Chronic Respiratory Diseases (CRDs) affects an estimate of over a quarter of the Australian population. CRDs can be present in variations across all age groups such as asthma, allergies, hayfever, and Chronic Obstructive Pulmonary Disease (COPD). These variations are attributable to factors including air quality, weather changes, patient health condition, patient lifestyle, and patient self-prevention and self-protection measures. A hospital in a NSW rural health district wanted a solution to analyse patient data to identify patients at-risk of developing CRDs and help doctors distinguish the factors related to respiratory issues. Development of CRDs in returning patients is a pre-existing problem that doctors struggle to predict, and results in a less efficient use of money and resources. The solution developed by our data superstars would assist doctors to identify patients at-risk of developing a CRDs and the factors that catalyse these.

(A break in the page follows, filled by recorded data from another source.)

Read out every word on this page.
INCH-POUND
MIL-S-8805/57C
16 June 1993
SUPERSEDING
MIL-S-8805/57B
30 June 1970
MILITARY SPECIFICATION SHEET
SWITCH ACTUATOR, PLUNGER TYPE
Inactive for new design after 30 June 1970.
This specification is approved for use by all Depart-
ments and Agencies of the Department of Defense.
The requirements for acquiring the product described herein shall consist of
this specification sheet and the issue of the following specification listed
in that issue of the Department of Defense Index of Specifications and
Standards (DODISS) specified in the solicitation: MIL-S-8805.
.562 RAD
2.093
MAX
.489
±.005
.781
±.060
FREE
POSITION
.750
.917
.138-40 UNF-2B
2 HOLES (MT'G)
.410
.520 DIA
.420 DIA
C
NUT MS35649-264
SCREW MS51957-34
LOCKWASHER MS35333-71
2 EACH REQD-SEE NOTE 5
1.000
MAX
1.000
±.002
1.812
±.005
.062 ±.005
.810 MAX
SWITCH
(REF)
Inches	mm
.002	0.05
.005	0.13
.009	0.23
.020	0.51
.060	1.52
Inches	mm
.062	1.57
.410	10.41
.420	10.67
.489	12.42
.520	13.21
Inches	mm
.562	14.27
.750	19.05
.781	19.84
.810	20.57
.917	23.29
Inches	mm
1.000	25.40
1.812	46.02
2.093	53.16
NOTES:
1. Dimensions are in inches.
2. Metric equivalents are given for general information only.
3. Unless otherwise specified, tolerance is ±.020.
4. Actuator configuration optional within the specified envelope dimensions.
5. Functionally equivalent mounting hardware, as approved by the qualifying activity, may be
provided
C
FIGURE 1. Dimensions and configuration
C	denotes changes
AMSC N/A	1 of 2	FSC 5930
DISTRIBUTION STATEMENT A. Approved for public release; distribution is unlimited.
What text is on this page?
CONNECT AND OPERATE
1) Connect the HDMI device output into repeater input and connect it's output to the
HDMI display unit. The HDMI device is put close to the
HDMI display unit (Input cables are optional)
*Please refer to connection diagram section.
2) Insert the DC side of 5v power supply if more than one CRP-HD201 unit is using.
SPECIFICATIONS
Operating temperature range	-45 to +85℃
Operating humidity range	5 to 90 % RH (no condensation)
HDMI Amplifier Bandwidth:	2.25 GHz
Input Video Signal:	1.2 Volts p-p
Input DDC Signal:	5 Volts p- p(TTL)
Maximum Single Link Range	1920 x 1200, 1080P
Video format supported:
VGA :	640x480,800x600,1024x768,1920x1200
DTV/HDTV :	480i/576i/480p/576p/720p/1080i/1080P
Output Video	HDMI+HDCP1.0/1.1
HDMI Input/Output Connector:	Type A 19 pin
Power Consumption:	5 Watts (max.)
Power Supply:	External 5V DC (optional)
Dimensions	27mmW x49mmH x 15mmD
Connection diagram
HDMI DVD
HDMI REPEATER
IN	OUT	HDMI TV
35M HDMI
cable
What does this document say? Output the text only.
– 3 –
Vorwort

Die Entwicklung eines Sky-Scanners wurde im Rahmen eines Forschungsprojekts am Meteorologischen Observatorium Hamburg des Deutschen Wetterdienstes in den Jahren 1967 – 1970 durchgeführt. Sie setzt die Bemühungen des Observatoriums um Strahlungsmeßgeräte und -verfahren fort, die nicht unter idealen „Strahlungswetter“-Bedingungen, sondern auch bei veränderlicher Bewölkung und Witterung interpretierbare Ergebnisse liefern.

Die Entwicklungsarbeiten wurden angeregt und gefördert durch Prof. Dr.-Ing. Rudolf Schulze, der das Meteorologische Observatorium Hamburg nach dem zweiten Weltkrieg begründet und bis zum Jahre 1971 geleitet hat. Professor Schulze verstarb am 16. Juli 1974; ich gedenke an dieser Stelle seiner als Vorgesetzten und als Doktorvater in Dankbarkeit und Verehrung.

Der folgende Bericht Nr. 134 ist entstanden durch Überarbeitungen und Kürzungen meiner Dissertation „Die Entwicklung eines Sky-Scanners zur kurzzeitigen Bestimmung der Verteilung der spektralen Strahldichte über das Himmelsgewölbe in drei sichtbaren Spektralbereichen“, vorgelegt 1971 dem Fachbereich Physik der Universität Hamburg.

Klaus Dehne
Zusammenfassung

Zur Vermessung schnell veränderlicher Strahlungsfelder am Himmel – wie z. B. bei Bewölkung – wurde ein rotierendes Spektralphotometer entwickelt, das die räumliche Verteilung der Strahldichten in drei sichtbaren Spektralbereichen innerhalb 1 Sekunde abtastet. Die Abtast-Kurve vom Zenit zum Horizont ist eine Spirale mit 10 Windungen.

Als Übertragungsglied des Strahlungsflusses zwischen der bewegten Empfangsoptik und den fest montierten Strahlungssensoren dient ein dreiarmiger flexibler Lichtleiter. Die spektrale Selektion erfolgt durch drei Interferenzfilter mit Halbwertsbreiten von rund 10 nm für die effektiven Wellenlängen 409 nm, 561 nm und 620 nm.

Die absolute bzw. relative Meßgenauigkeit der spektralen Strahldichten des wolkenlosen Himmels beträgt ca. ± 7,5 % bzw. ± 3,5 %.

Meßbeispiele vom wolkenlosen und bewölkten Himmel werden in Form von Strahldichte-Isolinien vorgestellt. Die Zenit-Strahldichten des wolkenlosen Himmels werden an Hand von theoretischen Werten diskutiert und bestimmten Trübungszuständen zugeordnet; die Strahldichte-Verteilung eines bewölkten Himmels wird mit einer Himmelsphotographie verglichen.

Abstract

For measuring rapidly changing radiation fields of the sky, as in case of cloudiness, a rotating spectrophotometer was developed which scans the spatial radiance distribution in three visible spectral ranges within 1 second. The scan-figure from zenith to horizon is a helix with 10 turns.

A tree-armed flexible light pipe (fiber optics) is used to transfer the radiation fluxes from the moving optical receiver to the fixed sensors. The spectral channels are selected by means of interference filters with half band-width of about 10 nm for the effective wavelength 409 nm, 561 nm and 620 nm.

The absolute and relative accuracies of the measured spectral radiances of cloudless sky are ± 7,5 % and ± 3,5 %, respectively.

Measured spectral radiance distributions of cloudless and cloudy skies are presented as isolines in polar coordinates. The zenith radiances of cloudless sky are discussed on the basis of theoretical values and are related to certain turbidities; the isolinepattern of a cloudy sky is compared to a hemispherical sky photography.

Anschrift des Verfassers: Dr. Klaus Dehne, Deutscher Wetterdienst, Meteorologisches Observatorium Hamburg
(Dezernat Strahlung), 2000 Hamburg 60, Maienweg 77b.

The hospital wanted an end-to-end AI solution to take as many of the potential factors as possible into consideration, assist doctors to distinguish factors most related to respiratory issues, and help predict re-presentations of CRDs for potential patients. The hospital provided over ten years of patient electronic medical records, which were a sufficient data set to perform most of the predictive analytics involved in the two-part project. The first part was to find out the factors most likely to cause respiratory issues, and second to develop a predictive data model to classify potential patients into two groups – at low risk of readmission and at high risk of readmission, and provide logical reasons for these classifications. Given these circumstances, AI Canberra decided to perform exploratory data analysis for the first part of the project, and use machine learning algorithms on the second part. Our team collaborated with the hospital at each step of the development process through Scrum meetings to receive feedback and revise the product to provide the most precise and customised solution.
AI Canberra has over 20 years’ experience working with data and over 10 years’ experience providing data-related solutions in the health care industry. We are uniquely positioned to ensure you get the most powerful insights out of everyday information using health-focused intelligent agents. It’s just what we do. Our experience demonstrating the ROI of AI in rural health districts makes us the perfect partner to transform your health initiative.
Using the hospital data, a correlation analysis was performed and a regression model was created to explore factors that were most related to the re-presentation of respiratory issues. A machine learning predictive model was developed to analyse patient data including: demographic information; heath, treatment, and admission history; air quality index (AQI); and climate changes to predict re-presentation risk of patients with CRDs, especially with asthma issues under external environmental conditions.
The hospital staff received immediate benefit from the model, which supported real-time decisions on SQL Server on premise with Microsoft SQL Server R Services. The final results were presented with Microsoft Power BI wrapped in exquisite LiveTiles SharePoint pages.
The Project was run as a Proof of Concept in a crawl before you walk approach spanning a total of one-month propeller time. It took one week to understand the client’s needs and identify the most related factors to respiratory issues; two weeks to collect proper data, build predictive models and perform model selection and refinement; and one week to deliver the results.
When test data at the base hospital was first applied to our trained model, the model didn’t provide results confident enough in predicting re-presentation risks within the next week for patients with CRDs, due to a lack of information. The Product evolved in a number of ways over a quick timeframe of a few weeks. The model performance was improved using factors such as: using more specific air quality measures; incorporating data from pharmacies that indicated which medicine had taken progress; and including data from homecare which provided insights on how patients take self-protection actions to prevent disease presentation.